I’ve been on the road quite a bit over the last month attending funerals. A number of beloved octogenarians in the family and community in Kerry and Cork have passed away belonging to us. Belonging to us. What a lovely thought. For they did in ways belong to us. Their smiles, their habitual complaints that make us chuckle inside, their turn of phrase. The way they made us feel.

It is always a sad event. Of course we’ll miss them. It’s easier, however, to be philosophical at the funeral of much-loved elderly relative, to hand out the usual condolence on their passing. A good innings, a great age, they lived a good life. In the natural order of it all, we stand outside the funeral parlour, church or family home and exchange these words in remembrance and move on. What a beautiful evening we might think or it feels like rain. Have you the silage in? How’s your own mother? A way for neighbours to come together and chat if you like. Why not? We are, at that point, in the business of celebrating a life. What better way.

It makes tragic deaths the more difficult. Lives interrupted by accidents, sudden illness, suicide that leave us shaken. How could it be? It can’t be, it shouldn’t be. This doesn’t make sense to us. We mourn the loss of a young person especially as we see them robbed of their future roles as a father, a mother, a grandparent or an old friend.

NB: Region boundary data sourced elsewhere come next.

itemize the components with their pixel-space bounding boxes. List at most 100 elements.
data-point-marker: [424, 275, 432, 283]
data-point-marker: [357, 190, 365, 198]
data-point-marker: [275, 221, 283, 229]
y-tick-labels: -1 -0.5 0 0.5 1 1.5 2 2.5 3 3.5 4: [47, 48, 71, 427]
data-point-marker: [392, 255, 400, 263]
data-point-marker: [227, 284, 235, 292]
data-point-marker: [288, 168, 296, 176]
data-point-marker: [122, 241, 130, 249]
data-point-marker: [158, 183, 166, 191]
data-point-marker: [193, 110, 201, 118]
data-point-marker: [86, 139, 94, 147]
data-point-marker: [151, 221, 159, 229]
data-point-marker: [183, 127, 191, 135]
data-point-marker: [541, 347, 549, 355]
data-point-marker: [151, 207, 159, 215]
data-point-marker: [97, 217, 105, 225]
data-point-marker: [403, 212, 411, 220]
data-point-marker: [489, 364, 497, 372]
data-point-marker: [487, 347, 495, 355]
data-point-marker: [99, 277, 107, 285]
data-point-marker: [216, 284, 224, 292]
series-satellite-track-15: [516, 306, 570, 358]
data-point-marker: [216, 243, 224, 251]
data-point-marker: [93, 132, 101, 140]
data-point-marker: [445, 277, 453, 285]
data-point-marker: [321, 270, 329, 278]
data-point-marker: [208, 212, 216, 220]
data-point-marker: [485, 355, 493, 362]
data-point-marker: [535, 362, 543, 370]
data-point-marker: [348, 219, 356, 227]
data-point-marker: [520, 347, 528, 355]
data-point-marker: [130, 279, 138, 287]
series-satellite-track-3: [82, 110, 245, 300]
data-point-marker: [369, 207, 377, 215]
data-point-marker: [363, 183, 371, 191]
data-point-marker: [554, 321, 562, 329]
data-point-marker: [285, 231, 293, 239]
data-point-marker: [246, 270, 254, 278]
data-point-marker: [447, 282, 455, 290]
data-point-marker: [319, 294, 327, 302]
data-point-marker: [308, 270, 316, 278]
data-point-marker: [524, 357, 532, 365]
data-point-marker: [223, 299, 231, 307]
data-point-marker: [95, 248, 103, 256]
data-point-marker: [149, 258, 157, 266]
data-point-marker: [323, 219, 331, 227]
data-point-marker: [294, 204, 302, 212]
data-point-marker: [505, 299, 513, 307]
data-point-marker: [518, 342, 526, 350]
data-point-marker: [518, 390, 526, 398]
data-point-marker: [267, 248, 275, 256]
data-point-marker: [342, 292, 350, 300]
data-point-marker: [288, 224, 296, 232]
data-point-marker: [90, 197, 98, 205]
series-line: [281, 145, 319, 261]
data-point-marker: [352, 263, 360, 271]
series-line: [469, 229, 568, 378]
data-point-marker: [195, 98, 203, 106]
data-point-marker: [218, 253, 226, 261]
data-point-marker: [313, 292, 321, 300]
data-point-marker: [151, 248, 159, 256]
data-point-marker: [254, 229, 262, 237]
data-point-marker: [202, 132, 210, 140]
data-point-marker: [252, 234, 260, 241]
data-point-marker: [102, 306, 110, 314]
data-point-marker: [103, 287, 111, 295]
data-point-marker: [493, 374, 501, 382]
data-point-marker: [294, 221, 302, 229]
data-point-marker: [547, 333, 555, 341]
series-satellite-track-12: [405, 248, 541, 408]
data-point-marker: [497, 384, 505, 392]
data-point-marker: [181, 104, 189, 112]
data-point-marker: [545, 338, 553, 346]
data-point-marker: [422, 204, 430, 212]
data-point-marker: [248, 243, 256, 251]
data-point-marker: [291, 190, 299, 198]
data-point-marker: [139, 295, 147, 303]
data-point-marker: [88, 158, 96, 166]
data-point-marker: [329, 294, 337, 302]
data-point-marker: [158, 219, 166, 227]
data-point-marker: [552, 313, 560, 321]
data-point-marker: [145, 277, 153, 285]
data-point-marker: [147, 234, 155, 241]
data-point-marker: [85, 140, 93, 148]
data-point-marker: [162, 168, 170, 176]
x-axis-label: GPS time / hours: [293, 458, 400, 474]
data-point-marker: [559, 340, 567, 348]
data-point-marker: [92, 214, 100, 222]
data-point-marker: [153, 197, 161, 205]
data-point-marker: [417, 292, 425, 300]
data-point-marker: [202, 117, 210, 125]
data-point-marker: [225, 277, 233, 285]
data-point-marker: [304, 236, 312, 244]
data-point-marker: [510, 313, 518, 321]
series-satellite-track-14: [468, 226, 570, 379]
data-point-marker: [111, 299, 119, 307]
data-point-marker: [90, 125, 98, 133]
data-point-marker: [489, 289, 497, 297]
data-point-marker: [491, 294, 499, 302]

Holding the hand of the one who suffers such a loss, we tell them that while we don’t understand it either, we feel their pain. In their company, we carry their pain be it as an idle thought whilst washing the ware or shaking our heads on hearing it. As we watch the news and see a coffin being led into a church, we feel that pain. For the lives stolen, for their stories untold.

Life will continue to be a mystery to us, just as we think we have it figured out. In celebrating the long life of someone dear to us, we find solace in knowing that’s how it goes. Alas, along comes the tragedy to silence the crowd outside the funeral home of an evening, shrugging their shoulders and shaking their heads at the mystery of it all.